The chemical industry is the driving force of Louisiana's economy but when disaster strikes it can be devastating, even deadly.
Louisiana firefighters have become the first in the nation to be specially trained to respond to those emergencies.
It's the kind of emergency that puts plant workers and people who live nearby on edge. Less than a week ago one woman said an explosion at a pipeline southeast of Franklinton knocked her off her sofa. Residents in 55 households were forced to evacuate. State Fire Marshal Butch Browning said in those situations first responders have to act fast.
"If you have time to think. If you have time to second guess then lives can be lost and property could be damaged," Browning said.
Thousands of miles worth of pipeline run beneath Louisiana's surface. Browning said nearly 2,000 firefighters in Louisiana have been trained to respond to leaks and other hazards involving pipelines and chemical plants.
They were part of a pilot program offered through the National Association of State Fire Marshals and Shell Pipeline Company. It's an online course where a pipeline operators give first responders a better understanding of what they do and the best ways to respond in emergencies.

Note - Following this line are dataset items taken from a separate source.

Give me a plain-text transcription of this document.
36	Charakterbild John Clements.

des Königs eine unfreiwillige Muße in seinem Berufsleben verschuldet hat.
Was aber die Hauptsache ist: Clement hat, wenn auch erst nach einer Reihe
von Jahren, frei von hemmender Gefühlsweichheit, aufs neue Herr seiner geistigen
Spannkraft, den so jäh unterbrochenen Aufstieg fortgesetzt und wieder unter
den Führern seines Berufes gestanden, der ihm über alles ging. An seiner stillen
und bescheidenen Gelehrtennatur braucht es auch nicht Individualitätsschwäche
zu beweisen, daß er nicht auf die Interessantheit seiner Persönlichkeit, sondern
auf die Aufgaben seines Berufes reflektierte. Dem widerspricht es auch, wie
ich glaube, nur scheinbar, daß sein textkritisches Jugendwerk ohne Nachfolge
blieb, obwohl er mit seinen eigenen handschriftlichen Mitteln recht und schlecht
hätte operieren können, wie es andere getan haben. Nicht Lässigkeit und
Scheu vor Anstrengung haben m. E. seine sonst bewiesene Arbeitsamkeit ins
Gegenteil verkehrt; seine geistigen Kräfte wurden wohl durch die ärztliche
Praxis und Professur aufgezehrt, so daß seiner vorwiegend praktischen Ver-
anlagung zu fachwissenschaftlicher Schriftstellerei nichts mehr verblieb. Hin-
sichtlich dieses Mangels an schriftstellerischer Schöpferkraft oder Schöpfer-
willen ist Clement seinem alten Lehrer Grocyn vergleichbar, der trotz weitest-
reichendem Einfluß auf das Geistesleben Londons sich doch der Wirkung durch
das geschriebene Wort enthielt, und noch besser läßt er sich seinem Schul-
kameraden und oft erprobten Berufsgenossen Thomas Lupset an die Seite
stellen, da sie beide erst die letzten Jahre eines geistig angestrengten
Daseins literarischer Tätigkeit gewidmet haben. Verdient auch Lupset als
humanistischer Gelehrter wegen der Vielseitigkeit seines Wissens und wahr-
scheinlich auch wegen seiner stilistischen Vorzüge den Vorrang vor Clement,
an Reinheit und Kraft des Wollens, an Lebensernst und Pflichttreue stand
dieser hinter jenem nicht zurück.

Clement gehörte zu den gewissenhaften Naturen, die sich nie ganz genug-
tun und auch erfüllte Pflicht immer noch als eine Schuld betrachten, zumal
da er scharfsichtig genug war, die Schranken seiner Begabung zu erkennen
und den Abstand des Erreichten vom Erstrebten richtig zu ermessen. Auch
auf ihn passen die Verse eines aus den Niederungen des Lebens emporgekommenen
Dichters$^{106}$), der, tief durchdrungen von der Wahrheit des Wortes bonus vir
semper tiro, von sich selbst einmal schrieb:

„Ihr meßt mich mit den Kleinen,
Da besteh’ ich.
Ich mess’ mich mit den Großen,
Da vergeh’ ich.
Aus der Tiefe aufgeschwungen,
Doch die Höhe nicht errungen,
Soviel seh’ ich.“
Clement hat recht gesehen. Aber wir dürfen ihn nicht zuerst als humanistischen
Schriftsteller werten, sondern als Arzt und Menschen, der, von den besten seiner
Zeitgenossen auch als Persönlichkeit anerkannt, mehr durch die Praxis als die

"It used to be we operate within our departments and when big things happen we lacked coordination. Incident command system does four fundamental things. It does a command. It does an operation, logistics and support."
Browning said the new training program puts all emergency personnel on the same page and makes responding to these type of disasters almost second nature, which can mean the difference between life and death.
"The specialty training they receive in hazardous material response is essential."
Browning said the pipeline safety class also helps increase the state's fire rating.